Publicado originalmente em EDUCAMÍDIA por Mariana Mandelli. Para acessar, clique aqui.
Universo digital replica desigualdade de gênero e ataques machistas
Uma série de matérias divulgadas em sites internacionais nos últimos dias detalha o uso tóxico que alguns internautas têm feito do aplicativo Replika, em que o objetivo é criar, por meio de inteligência artificial, um chatbot que sirva como companhia virtual. Publicada originalmente no portal estadunidense Futurism, a reportagem mostra como homens destratam, ofendem e manipulam as “namoradas digitais” que eles mesmos produziram.
O que vem acontecendo com o Replika não é nenhuma novidade no mundo das assistentes virtuais. Conforme essa tecnologia se torna cada vez mais comum, especialmente no setor de serviços, a violência cibernética contra elas avança sistemática e progressivamente. Xingamentos misóginos e pedidos inapropriados estão entre as abordagens mais comuns registradas por Alexa (Amazon), Siri (Apple), Lu (Magalu), Bia (Bradesco) e outras.
À primeira vista, esse pode parecer um tema bobo, uma vez que chatbots não são pessoas e, portanto, mesmo que sofram esse e outros tipos de agressão, não são capazes de sofrer ou de ter consciência do que lhes aconteceu. No entanto, refletir sobre os motivos que levam para o universo virtual esse tipo de comportamento tóxico baseado em machismo e misoginia é, sim, importante.
O fato desses robôs serem, em grande parte, assistentes virtuais que se identificam com o gênero feminino também reforça estereótipos, atribuindo às mulheres um papel prestativo, disponível e subserviente. Um relatório publicado pela Unesco em 2019 mostra que, além disso, as respostas dadas pelos chatbots às incursões ofensivas dos usuários no geral são pouco incisivas, o que reforçaria a ideia de uma passividade feminina nesses contextos.
O documento, intitulado I’d Blush If I Could (algo como “Eu ficaria corada se pudesse”), revelou também que esse tipo de chatbot é desenvolvido majoritariamente por equipes formadas por homens, sem o envolvimento de mulheres no processo. Ou seja, são homens pensando em como mulheres reagiriam a investidas agressivas e preconceituosas.
Ações educativas como relatórios e campanhas, somadas às mudanças nas assistentes virtuais, como é o caso do Bradesco, que reforçou o discurso da robô Bia com frases como “Essas palavras são inadequadas, não devem ser usadas comigo e com mais ninguém”, são válidas. Mas obviamente não chegam ao cerne da questão.
Se as desigualdades de gênero são estruturais na nossa sociedade e se hoje praticamente todas as nossas relações são mediadas por tecnologia, é claro que isso se refletiria em todas as esferas do mundo conectado. Controle, poder e abuso são elementos que caracterizam há séculos comportamentos sexistas e patriarcais.

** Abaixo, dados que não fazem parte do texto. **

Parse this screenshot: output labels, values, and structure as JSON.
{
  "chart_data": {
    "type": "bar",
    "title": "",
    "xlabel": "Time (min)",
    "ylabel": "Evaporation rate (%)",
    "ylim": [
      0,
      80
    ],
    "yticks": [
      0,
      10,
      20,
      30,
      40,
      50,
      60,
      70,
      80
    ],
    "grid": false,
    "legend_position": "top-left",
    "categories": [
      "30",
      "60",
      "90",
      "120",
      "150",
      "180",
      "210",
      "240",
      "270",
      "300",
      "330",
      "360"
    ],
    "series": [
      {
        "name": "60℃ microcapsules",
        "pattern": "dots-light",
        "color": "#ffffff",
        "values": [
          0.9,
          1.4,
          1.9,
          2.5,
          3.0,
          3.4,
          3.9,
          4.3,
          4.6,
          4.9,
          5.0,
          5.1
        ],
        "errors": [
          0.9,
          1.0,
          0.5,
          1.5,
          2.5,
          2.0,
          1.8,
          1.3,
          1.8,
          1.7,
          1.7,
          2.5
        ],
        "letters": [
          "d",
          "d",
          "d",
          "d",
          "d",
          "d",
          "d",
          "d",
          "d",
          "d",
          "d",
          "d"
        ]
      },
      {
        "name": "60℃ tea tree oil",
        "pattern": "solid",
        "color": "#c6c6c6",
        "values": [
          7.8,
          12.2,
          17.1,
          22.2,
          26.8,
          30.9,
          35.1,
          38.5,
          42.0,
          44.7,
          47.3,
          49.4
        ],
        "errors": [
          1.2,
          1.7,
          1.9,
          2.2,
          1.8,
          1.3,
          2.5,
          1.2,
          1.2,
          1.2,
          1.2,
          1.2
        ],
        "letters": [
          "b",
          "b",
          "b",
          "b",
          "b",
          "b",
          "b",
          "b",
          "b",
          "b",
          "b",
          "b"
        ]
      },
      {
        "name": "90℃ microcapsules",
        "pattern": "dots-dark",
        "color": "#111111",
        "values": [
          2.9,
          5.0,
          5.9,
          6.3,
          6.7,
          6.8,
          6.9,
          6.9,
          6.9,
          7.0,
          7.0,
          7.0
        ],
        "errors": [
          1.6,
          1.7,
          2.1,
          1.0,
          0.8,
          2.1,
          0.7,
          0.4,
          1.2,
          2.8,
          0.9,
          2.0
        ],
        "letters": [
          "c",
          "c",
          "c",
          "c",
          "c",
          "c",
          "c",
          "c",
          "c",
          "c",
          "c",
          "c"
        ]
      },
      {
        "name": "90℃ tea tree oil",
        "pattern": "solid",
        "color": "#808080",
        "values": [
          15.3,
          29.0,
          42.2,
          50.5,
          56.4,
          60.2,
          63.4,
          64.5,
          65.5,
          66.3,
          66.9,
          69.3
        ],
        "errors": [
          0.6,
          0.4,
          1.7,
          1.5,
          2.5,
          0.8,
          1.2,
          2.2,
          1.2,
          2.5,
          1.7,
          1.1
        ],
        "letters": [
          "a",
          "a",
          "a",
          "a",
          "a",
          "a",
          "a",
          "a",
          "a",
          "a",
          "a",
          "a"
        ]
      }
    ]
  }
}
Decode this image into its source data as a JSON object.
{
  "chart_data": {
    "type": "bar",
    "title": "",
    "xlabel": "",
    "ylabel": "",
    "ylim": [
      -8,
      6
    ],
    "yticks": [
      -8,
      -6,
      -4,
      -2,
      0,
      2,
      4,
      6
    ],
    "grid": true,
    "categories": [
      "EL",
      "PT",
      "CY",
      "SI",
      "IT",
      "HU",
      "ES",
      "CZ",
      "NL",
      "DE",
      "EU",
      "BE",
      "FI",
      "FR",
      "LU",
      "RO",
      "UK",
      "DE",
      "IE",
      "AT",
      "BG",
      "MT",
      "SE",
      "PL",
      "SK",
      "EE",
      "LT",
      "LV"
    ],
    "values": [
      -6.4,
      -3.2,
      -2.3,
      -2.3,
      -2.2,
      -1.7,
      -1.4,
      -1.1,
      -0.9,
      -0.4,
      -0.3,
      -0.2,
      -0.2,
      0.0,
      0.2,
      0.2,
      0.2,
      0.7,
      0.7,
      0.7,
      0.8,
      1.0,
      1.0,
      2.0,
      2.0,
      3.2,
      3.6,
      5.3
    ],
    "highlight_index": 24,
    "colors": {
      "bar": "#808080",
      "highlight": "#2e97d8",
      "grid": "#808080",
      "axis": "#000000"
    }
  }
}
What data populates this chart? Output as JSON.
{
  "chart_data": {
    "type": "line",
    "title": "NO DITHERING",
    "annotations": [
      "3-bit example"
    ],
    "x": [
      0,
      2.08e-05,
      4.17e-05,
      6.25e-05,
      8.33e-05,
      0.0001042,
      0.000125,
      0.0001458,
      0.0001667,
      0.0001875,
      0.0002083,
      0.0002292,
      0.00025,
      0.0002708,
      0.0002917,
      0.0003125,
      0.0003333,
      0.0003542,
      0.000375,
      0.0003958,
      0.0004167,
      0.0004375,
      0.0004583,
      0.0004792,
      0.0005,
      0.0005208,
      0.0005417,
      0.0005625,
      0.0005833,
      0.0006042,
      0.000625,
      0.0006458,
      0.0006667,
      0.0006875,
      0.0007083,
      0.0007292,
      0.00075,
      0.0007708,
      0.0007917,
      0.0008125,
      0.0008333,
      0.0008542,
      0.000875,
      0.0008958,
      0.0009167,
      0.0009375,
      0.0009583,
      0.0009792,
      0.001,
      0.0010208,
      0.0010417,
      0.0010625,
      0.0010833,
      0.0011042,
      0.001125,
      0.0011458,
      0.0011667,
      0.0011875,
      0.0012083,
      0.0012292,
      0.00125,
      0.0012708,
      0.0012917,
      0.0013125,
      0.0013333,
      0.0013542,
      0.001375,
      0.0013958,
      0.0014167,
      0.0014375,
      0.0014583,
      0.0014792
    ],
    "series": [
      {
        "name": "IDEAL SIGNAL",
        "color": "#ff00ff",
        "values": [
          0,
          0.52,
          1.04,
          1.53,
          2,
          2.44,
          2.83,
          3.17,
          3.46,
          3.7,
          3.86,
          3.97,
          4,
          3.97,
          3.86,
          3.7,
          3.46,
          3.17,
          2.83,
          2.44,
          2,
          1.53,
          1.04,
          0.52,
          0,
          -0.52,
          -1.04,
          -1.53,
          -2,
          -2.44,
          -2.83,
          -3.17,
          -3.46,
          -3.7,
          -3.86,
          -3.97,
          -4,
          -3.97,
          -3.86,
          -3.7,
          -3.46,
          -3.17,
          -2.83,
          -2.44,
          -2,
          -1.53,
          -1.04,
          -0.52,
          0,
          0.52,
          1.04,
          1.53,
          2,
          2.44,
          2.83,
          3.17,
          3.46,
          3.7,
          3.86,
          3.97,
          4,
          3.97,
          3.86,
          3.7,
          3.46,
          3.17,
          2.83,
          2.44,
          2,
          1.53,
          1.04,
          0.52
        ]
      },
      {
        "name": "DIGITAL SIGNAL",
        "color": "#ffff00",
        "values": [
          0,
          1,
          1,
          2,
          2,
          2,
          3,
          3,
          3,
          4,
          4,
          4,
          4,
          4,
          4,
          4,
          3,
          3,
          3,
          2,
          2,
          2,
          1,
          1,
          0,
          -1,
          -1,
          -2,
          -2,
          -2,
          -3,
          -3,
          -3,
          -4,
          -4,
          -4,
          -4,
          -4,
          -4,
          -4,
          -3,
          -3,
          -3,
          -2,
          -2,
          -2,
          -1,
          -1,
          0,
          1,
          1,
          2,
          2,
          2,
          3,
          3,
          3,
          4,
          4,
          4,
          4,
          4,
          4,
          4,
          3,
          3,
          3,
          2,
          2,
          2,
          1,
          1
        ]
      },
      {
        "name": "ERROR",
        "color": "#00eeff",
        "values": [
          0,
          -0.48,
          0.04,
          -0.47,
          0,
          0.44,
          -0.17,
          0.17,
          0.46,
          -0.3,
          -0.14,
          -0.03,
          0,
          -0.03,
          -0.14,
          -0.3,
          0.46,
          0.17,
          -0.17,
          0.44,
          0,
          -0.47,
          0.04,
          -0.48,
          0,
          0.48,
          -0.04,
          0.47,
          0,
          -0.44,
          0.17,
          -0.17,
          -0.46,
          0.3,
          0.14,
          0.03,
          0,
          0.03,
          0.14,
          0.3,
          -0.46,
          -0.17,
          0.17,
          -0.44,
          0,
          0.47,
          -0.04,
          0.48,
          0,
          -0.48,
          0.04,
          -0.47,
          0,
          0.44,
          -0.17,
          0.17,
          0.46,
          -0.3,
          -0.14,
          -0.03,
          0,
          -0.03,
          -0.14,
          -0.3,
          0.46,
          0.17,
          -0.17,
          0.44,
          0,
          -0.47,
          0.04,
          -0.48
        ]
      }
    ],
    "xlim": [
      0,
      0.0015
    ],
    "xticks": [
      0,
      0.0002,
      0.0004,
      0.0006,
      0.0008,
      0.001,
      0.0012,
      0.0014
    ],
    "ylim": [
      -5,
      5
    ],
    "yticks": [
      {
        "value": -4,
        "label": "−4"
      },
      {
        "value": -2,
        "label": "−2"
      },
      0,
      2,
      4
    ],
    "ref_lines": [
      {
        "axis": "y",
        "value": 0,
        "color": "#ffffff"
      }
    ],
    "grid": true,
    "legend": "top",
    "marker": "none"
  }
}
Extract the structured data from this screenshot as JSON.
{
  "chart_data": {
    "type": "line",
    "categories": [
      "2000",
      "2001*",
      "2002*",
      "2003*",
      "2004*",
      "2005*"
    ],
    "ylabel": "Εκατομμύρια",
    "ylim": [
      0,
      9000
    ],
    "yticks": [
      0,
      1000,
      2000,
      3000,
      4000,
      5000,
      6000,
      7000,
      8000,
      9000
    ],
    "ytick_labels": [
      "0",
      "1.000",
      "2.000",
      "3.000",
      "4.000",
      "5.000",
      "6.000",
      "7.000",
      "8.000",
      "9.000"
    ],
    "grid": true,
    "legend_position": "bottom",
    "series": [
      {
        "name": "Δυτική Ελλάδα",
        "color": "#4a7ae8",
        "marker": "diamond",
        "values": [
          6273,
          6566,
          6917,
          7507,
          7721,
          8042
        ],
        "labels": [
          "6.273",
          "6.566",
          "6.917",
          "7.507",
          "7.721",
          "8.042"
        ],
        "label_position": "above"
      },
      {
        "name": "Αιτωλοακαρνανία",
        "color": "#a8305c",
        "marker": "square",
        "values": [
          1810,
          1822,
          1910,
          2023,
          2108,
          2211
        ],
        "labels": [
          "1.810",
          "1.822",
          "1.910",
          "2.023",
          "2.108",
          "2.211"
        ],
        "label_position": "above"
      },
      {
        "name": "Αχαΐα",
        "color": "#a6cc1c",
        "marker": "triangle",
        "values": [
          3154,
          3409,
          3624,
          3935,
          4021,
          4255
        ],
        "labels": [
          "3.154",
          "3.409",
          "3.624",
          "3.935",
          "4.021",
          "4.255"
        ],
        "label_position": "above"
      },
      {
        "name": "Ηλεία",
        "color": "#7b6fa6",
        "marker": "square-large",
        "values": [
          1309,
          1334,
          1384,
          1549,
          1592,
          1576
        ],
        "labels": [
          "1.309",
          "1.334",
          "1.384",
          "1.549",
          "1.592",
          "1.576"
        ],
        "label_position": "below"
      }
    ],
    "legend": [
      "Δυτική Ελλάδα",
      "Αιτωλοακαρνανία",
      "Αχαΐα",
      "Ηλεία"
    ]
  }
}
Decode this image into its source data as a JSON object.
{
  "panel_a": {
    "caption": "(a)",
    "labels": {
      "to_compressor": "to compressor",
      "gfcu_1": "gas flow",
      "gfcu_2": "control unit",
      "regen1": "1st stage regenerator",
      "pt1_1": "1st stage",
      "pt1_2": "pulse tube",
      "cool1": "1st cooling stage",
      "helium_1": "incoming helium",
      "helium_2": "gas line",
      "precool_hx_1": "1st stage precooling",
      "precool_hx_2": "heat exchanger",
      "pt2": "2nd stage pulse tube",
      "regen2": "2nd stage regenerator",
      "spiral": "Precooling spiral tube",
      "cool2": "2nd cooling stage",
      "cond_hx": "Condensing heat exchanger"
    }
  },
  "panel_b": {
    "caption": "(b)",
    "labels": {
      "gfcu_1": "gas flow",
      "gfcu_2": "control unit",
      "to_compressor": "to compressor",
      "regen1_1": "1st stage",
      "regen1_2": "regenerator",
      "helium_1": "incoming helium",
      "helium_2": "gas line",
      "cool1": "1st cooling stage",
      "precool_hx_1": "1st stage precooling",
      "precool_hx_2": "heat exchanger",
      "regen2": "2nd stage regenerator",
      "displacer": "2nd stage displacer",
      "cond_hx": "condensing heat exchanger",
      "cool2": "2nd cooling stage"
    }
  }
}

Também segundo a Unesco, as mulheres são 25% menos propensas a utilizar tecnologias para necessidades básicas, assim como também são minoria entre a população que domina habilidades de programação. Tudo isso gera uma série de consequências.
Olhar para o assédio cibernético a bots também pode ser didático para compreender como se dão as relações de assédio a mulheres reais no ambiente virtual (e, claro, também fora dele). Dados da Safernet apontam um crescimento de denúncias referentes à violência contra elas na internet, especialmente durante a pandemia, como assédio, perseguição, ameaças e exposição de fotos e vídeos íntimos.
É sabido que o uso que fazemos da inteligência artificial no nosso dia a dia ainda é irrisório perto do seu potencial. Lembrar que por trás de avatares, algoritmos e dados há sempre humanos que pensaram e criaram essas tecnologias e sistemas, reproduzindo preconceitos históricos, nos ajuda a entender como esses comportamentos são projetados continuamente na esfera digital e a pensar em possíveis soluções para mitigá-los.